Filed under: Development, Editorials, Environment, Midwest, Repression
A critical look at the impact of repression on the Line 3 struggle. Originally posted to Earth First!
The time is finally here. Enbridge has finished the construction of Line 3. Despite years of activists fighting and obstructing the project, by the time you read these words tar sands oil will flow through it. This reality pains us as it surely does countless others: Those who live in the regions the pipeline cuts through, those who have put their bodies on the line to stop it, and those who believe in a world without extractive industry.
We write to you as a handful of friends who have been involved in the campaign to stop Line 3 at various points over the last three to four years. We’ve also participated in various other social movements and uprisings for many years, including the George Floyd uprising here in Minneapolis, and have become all too familiar with their waves, crests, and crashes. We’ve seen the traumatizing effects of both state violence as well as the loss of community felt in the aftermath of collective action. We’ve faced these feelings in the struggle to stop Line 3, we’ve supported our friends when they’ve faced them, and we know that right now, upon the pipeline’s completion, that you are likely facing them as well. We are writing this so that you know you are not alone in this process.
Climate change is an urgent reality, especially for our current generation. We are consistently bombarded with new information on how fast the arctic is melting, which species are going extinct, or how soon certain regions will be underwater. For most of our lives, we have witnessed if not directly experienced one ‘natural’ catastrophe after another. It only makes sense that when we face the magnitude of the problem, we are gripped by the urgency to take action. We only have so many years, scientists say, before certain changes will become irreversible. The only reasonable thing left to do is to take action, whatever that may be, immediately.
To grapple with the urgent reality of climate change, we’ve come to understand it as something immanent, not imminent. Climate change already defines our worlds in the present and this realization does hurt us. Yet, rather than see only a dark future looming ahead, this realization frees us to think about how to act against climate change, and likewise against colonial domination, without being constrained to the need for urgency. We focus on immanence because the urgency of imminence feeds into a particular ideology of reaction that ultimately becomes an obstacle in building the change we wish to see. In addressing climate change the question of how we fight is intimately connected with the question of how we live, and cannot be separated. This lens of immanence returns the possibility of living to the fight against climate change. When urgency is the priority, life is constantly sidelined in favor of what we are told are the most pragmatic approaches, no matter how much we have to sacrifice to accomplish them. Yet, what’s a criminal record or a lifetime of trauma in the face of global catastrophe?
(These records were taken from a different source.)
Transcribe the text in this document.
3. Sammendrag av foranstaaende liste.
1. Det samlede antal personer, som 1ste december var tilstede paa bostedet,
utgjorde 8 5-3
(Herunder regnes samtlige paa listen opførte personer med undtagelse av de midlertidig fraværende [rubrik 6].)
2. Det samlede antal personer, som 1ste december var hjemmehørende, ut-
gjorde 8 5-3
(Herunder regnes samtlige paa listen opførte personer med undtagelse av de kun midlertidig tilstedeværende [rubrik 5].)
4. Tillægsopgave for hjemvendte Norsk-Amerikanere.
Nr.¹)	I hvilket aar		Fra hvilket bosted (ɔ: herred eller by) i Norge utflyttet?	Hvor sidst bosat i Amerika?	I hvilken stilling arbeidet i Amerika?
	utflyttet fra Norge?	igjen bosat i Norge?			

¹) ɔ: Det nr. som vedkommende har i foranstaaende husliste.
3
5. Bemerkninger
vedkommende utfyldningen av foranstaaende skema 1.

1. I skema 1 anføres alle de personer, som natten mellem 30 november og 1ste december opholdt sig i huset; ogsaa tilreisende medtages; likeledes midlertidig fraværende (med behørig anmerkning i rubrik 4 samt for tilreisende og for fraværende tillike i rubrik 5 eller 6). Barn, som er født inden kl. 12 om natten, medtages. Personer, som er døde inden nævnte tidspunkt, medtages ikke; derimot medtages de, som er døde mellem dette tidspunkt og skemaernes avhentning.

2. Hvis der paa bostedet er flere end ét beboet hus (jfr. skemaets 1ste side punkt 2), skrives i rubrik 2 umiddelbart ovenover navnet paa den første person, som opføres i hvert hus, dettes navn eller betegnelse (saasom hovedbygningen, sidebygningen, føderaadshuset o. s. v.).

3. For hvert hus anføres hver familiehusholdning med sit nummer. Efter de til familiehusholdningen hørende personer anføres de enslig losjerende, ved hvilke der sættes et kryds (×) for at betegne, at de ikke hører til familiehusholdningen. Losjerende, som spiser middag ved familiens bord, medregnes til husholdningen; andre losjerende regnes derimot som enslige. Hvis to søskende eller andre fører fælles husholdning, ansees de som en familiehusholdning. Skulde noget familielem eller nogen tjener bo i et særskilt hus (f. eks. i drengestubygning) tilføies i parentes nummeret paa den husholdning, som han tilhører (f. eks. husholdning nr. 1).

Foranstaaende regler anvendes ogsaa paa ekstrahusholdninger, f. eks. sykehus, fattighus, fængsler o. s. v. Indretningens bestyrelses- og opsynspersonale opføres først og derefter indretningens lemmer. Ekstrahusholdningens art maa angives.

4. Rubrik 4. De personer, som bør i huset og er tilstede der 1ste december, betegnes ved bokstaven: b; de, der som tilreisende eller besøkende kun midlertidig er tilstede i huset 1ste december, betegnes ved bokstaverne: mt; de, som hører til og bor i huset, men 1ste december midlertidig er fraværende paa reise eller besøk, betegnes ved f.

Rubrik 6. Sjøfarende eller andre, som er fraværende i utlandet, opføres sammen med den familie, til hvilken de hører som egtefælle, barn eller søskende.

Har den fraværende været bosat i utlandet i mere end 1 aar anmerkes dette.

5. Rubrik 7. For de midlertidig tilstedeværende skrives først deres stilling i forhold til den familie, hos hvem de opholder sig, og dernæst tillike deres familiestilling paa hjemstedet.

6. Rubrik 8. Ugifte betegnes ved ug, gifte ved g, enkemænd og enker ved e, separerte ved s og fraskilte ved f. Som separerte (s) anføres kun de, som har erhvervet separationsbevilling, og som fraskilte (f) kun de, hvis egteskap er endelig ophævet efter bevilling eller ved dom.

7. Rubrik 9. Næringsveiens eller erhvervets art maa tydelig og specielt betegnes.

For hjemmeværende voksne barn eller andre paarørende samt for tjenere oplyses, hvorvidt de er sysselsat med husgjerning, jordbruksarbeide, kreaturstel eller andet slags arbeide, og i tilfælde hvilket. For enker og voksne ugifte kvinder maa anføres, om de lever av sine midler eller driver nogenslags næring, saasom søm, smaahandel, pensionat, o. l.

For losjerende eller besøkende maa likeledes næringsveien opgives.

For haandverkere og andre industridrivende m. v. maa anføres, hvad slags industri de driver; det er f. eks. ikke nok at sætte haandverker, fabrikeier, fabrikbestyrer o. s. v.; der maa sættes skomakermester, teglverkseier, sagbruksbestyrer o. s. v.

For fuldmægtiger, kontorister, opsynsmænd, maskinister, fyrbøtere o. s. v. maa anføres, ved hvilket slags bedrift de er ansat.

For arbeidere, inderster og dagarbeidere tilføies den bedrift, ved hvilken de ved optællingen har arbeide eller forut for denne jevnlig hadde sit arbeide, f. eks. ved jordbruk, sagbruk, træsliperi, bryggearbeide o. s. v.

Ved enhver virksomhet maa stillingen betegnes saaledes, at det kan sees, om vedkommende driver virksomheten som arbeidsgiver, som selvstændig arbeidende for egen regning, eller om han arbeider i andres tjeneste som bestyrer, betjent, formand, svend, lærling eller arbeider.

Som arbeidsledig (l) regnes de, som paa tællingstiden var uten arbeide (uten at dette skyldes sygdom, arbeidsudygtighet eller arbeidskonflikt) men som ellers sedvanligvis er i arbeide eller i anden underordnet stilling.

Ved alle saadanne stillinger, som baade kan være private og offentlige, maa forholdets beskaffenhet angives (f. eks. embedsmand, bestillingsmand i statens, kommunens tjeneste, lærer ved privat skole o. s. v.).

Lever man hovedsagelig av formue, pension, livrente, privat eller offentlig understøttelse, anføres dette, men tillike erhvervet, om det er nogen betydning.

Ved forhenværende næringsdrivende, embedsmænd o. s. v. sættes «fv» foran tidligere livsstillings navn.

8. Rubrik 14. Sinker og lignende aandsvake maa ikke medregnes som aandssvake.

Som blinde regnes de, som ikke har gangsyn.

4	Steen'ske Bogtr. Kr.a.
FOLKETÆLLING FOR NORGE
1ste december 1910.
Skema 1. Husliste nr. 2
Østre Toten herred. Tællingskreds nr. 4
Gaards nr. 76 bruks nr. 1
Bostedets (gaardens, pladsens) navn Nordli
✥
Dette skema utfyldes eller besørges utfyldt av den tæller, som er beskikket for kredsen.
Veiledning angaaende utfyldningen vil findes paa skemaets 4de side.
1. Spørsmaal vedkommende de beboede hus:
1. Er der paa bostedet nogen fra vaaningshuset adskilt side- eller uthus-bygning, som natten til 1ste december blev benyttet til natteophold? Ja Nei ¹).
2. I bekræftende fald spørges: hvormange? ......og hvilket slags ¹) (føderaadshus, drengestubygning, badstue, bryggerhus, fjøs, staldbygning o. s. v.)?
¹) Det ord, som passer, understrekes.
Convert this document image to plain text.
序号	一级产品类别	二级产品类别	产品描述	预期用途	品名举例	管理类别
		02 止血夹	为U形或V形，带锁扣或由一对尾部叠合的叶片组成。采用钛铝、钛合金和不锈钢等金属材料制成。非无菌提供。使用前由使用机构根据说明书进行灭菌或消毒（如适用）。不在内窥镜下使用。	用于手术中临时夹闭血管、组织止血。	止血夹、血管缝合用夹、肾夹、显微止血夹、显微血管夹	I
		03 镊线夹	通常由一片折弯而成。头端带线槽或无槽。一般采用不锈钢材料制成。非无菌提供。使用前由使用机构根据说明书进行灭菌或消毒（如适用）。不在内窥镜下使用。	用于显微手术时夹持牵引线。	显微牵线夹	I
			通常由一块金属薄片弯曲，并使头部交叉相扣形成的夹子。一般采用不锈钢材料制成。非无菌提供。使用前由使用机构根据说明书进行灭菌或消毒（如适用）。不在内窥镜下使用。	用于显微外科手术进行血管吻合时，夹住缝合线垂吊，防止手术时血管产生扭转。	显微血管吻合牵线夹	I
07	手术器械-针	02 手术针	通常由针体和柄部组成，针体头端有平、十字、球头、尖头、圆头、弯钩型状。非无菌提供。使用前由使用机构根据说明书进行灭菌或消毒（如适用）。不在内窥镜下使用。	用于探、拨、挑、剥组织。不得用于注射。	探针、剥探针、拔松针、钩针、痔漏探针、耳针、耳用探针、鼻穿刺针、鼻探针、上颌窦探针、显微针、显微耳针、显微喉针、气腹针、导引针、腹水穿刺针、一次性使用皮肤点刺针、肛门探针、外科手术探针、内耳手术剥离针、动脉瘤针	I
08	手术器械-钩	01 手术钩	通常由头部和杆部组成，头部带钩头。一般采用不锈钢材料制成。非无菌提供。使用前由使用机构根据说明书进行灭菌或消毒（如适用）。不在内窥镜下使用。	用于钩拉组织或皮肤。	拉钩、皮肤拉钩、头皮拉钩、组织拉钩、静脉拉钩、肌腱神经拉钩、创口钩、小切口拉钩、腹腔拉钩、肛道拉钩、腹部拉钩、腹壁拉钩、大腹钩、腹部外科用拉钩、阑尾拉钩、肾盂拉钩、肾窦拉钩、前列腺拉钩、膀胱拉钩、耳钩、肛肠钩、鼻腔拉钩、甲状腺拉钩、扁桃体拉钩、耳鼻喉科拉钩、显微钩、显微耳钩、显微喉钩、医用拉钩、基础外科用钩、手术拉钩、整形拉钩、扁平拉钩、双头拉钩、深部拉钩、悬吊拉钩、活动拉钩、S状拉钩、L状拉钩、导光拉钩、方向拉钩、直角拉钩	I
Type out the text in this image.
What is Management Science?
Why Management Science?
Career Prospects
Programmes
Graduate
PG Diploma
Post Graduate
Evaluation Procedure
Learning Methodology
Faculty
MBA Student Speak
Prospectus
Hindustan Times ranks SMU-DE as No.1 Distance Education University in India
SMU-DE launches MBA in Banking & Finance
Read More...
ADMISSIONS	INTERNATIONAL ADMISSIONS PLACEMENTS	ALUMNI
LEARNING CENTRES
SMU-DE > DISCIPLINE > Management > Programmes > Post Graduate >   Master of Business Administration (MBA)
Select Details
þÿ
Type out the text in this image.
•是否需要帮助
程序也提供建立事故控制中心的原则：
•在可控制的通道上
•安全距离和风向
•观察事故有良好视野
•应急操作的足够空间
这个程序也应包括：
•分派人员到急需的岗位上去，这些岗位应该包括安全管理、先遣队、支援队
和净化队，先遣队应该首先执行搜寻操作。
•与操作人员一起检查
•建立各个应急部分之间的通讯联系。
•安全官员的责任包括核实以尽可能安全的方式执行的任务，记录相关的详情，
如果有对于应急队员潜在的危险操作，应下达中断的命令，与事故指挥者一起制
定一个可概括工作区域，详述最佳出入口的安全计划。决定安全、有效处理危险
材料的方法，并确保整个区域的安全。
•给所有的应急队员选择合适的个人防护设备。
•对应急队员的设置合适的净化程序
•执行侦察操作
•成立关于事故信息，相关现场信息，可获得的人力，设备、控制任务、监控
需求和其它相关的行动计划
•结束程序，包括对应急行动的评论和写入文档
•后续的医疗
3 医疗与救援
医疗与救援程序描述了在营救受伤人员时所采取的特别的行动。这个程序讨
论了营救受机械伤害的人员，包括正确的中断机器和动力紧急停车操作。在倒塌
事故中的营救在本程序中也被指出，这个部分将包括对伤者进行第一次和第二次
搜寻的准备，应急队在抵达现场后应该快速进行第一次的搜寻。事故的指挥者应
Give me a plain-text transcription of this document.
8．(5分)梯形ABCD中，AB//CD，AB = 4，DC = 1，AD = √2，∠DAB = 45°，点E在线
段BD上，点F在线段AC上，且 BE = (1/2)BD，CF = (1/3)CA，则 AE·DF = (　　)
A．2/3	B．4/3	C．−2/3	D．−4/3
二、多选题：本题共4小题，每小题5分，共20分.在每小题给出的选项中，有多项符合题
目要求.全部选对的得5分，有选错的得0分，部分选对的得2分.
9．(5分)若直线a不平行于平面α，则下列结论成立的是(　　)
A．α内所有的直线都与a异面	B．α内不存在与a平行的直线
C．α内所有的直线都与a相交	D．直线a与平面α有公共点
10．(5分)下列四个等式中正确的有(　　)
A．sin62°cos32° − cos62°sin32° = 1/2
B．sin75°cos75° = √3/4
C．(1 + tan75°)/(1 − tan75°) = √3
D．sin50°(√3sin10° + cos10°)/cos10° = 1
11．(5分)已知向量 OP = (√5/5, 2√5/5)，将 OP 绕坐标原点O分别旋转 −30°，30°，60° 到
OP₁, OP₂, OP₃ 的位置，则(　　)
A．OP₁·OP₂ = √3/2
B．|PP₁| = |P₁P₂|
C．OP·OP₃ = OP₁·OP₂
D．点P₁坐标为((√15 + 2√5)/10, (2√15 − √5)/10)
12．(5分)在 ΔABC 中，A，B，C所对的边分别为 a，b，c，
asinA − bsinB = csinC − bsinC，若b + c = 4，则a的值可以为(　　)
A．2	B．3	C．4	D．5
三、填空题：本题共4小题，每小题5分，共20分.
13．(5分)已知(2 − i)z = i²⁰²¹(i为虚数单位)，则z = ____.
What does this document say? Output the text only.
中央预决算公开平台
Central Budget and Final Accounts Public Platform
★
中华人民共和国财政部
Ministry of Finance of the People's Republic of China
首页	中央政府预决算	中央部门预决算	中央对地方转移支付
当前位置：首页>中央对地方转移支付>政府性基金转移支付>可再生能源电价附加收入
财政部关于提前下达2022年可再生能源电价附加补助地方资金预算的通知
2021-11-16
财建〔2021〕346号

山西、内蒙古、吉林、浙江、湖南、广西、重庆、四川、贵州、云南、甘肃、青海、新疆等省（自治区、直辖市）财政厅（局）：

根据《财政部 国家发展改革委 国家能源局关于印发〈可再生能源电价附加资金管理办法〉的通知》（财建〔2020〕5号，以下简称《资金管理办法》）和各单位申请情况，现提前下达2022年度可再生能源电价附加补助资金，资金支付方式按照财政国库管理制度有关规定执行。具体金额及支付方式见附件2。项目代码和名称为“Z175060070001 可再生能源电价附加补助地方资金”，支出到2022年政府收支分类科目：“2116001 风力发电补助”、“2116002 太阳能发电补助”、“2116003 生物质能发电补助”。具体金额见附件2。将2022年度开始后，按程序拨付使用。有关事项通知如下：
But that trauma is real. Going to jail, especially for the first time, is a traumatic experience for many people—even if you get to prepare for it in advance. The loss of agency, the near-total submission to state power is not something to shrug off. Nor can it be shrugged off when it happens to our friends and comrades. It has to be recognized that a lot of what went into the movement against Line 3 was ultimately traumatizing.
To experience this, and to discover that Line 3 was built regardless, only adds to the pain we feel right now. We write to you to say that what you’re likely feeling right now is valid. So many people gave up so much for this movement and their lives have been altered as irreversibly as the planet. We all need the space to come to terms with this and we hope to offer you this space by naming this experience.
The issue of burnout can’t adequately capture the loss and hopelessness of this experience, nor, truly, can our words. We can’t offer you a perfect solution or a way out. This is only something we can discover together—by discussing our experiences with those close to us, sharing our feelings, processing them both collectively and on our own. If we can develop networks of affinity groups to carry out direct action, there shouldn’t be anything stopping us from developing networks of care and resilience as well. By the sheer fact of organizing and living together for the past months and years, we might be surprised to find out how much of these networks have already been built without realizing it.
It is tempting to ask if it was all worth it—and there’s no one who can answer that question except for yourself. We expect many young people for whom this was the first campaign they joined will want to quit activism forever. We won’t tell you not to, but we will say that it doesn’t have to be this way. The things we can do, collectively, can be beautiful beyond our wildest dreams. We know because we’ve done it before, and we’ll just as surely do it again.